The underlying reason for the inflexibility of the worker was, in my opinion, an issue of social class. Obviously, to me, the DSS worker felt that a middle class foster family trumped a poor, lower class, working class, mother. The boy would be better off with a middle class family of good social standing, relatively well off and, most importantly, stable. Tough case, I thought, even given the fact that the system is supposed to be designed to keep children with their natural parents.

I always tried to get a feel for what life was like for my clients. I asked about her other kids, how they did in school. She had four kids, the oldest being her son in foster care. I asked about where they lived. She told me they lived in a large house big enough so each of her kids had their own room. A big backyard. Strangely middle class house, I thought, for someone who worked 2 jobs a week, probably more. Same for her live-in boy friend. One car for 2 people to get to work. I asked about their income. They lived with their noses just above water. Backbreaking life.

I asked how much the rent was. She told me, "I don't pay rent. I own my home." Whoa! That hit me like a hammer. I was astounded. I asked her how much her mortgage payment was. “There's no mortgage. It's fully paid for."

I couldn't believe what I had just heard. I asked her what the house cost. “$75,000.” I then asked the obvious question, “Just how were you able to do that?” Turns out her father had passed away when she was 18 and left her an inheritance of $90,000. She had taken the money and bought the house because “I wanted my kids to have a home." At that precise moment I realized I had the best hand in the game. I represented a woman of character. A woman who, at the age of 18, instead of foolishly spending her inheritance, acted to protect and provide for her children. Most 18 year old people, I reasoned, would probably have spent the money on immediate gratification. They'd buy clothes and cars and bling and other bon bons. Perhaps a few trips, get a new car, buy drugs, etc. I got a much smaller inheritance when my grandfather died in 1970 and my wife and I headed to Europe for three weeks. Had a great trip and never thought of saving a dime. But not this woman. She wanted a roof over her kids head so she bought a house. Character. A good card to have.

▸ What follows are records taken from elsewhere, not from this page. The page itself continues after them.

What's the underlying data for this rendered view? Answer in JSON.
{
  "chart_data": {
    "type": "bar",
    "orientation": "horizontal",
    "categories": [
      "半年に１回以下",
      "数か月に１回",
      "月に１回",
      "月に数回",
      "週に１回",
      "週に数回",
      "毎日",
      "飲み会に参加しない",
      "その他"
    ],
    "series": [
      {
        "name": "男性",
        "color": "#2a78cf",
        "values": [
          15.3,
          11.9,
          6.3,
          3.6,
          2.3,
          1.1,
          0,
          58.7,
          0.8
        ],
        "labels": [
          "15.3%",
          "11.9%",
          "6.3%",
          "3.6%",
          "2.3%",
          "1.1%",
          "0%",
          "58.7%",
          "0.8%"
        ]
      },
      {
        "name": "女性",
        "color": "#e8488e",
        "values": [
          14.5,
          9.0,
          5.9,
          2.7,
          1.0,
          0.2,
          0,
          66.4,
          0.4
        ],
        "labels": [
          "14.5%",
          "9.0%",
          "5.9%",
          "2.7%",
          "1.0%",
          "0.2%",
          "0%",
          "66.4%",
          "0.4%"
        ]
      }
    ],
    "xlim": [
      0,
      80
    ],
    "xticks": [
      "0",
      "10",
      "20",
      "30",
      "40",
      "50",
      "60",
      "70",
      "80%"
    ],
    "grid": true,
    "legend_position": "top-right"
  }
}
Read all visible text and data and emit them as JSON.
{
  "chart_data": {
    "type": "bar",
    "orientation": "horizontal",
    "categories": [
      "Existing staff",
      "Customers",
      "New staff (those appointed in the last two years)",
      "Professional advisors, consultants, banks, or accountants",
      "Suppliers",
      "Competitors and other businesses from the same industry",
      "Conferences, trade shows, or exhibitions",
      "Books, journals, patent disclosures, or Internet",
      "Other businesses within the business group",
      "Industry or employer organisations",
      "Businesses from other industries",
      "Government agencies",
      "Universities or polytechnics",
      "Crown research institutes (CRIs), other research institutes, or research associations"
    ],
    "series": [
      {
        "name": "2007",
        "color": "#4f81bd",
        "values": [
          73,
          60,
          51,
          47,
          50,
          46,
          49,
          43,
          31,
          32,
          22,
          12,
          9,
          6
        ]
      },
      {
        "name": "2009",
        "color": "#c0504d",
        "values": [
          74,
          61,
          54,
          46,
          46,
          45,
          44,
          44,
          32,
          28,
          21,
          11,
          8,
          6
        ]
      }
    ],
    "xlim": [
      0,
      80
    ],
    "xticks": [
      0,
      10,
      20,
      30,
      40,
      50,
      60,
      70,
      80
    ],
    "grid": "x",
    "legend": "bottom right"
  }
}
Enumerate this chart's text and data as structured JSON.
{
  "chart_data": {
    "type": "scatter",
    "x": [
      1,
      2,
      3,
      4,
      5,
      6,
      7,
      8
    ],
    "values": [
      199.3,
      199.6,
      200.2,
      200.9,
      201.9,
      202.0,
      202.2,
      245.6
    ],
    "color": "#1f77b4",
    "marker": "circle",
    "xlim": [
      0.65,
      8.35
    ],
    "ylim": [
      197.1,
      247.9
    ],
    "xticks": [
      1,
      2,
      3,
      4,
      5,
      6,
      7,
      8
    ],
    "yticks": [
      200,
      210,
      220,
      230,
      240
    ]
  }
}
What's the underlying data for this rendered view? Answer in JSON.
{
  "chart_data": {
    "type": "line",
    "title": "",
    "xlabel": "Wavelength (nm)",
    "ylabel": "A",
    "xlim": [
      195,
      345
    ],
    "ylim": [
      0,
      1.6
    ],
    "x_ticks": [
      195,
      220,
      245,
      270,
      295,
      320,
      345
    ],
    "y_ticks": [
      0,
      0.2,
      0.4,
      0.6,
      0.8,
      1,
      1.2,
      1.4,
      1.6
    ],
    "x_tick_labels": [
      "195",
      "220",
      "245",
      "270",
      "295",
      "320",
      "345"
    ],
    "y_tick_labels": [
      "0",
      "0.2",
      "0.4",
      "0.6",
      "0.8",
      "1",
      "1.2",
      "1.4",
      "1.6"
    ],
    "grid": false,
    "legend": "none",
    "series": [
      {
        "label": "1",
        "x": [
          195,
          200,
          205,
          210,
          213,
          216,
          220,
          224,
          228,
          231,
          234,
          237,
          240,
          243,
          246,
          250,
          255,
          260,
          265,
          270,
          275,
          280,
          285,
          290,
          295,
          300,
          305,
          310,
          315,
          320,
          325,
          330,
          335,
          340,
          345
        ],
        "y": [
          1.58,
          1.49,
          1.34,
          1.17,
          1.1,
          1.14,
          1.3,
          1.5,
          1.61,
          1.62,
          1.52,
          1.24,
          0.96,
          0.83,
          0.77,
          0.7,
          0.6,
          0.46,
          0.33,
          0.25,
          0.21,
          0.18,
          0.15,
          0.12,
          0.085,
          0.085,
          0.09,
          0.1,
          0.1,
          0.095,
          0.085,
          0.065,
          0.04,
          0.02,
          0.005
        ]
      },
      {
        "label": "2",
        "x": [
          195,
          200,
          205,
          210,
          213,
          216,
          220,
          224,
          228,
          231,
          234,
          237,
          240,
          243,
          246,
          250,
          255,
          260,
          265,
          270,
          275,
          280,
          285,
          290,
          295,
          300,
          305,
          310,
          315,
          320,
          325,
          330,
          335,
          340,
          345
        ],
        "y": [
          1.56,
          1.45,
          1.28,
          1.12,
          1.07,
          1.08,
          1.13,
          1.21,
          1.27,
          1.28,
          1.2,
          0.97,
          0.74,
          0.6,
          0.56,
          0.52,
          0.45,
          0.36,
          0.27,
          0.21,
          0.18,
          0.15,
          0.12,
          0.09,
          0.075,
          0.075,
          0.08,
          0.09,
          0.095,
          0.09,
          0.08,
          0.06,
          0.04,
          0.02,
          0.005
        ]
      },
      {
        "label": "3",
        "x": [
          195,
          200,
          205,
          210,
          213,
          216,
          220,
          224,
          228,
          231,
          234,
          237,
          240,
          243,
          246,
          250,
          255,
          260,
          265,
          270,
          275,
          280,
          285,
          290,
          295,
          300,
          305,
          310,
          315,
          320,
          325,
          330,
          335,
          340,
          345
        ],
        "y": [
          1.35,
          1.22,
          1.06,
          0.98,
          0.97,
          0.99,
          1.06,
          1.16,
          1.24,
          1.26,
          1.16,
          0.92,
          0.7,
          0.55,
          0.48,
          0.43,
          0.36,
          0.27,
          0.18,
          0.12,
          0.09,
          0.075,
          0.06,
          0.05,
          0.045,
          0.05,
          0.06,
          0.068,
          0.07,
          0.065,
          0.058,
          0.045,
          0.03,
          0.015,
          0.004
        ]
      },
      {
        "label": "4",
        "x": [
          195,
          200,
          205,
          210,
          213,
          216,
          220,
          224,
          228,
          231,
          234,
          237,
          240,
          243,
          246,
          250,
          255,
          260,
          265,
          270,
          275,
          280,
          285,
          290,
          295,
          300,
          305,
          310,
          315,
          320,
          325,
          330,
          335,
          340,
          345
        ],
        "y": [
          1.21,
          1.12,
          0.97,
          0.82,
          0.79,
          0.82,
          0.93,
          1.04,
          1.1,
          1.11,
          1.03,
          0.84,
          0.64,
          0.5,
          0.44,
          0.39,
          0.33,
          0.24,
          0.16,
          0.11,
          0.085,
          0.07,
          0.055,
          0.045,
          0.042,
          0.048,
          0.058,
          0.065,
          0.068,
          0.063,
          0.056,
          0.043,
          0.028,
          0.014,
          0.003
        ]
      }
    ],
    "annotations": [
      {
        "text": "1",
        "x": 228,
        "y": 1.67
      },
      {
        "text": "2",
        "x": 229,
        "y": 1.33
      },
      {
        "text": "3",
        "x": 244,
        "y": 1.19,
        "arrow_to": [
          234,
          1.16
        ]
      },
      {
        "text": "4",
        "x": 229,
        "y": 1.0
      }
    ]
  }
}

This was crucial. It put my case in a much better position. The other card card in my pocket was the judge, Mary Work. Judge Work was, and still is, an excellent, hard working judge, who really cares about kids. Besides being a parent herself, she's smart and savvy and has a really well calibrated bullshit meter. She would think of mom as a woman of character living in poverty and trying her best to support and protect her kids and her best to cooperate with DSS. She was always able to focus on the real issue in Family Court – the best interests of the child. A lot of people and, frankly, lawyers, think the objective in Family Court is to throw as much mud as you can at the other adult. Wrong. The only issue is what's in the best interests of the kids. And I thought I had enough cards to win on that issue.

I put the case together over the weekend. I asked mom if she could get me some photographs of the house. I didn't want the judge to just listen to mom talking about the house. I wanted her to see it. The photo's I got were excellent. They showed a home, not just a house. It was clean inside and out and not in chaos.

The trial took place on the Tuesday after Labor Day. I was right about the judge's reaction to the fact that my client didn't waste an inheritance but acted to protect her children. Despite what had first seemed to be a case with long odds, the decision was easy. The judge ordered my client's son home with his mother and siblings, “today." Great victory over the odds and the system. A day to be proud.

Two years later I read in the newspaper that the boy I had tried so hard and successfully to free from foster care had been accused of raping his 12 year old sister. Sometimes this shit just breaks your heart.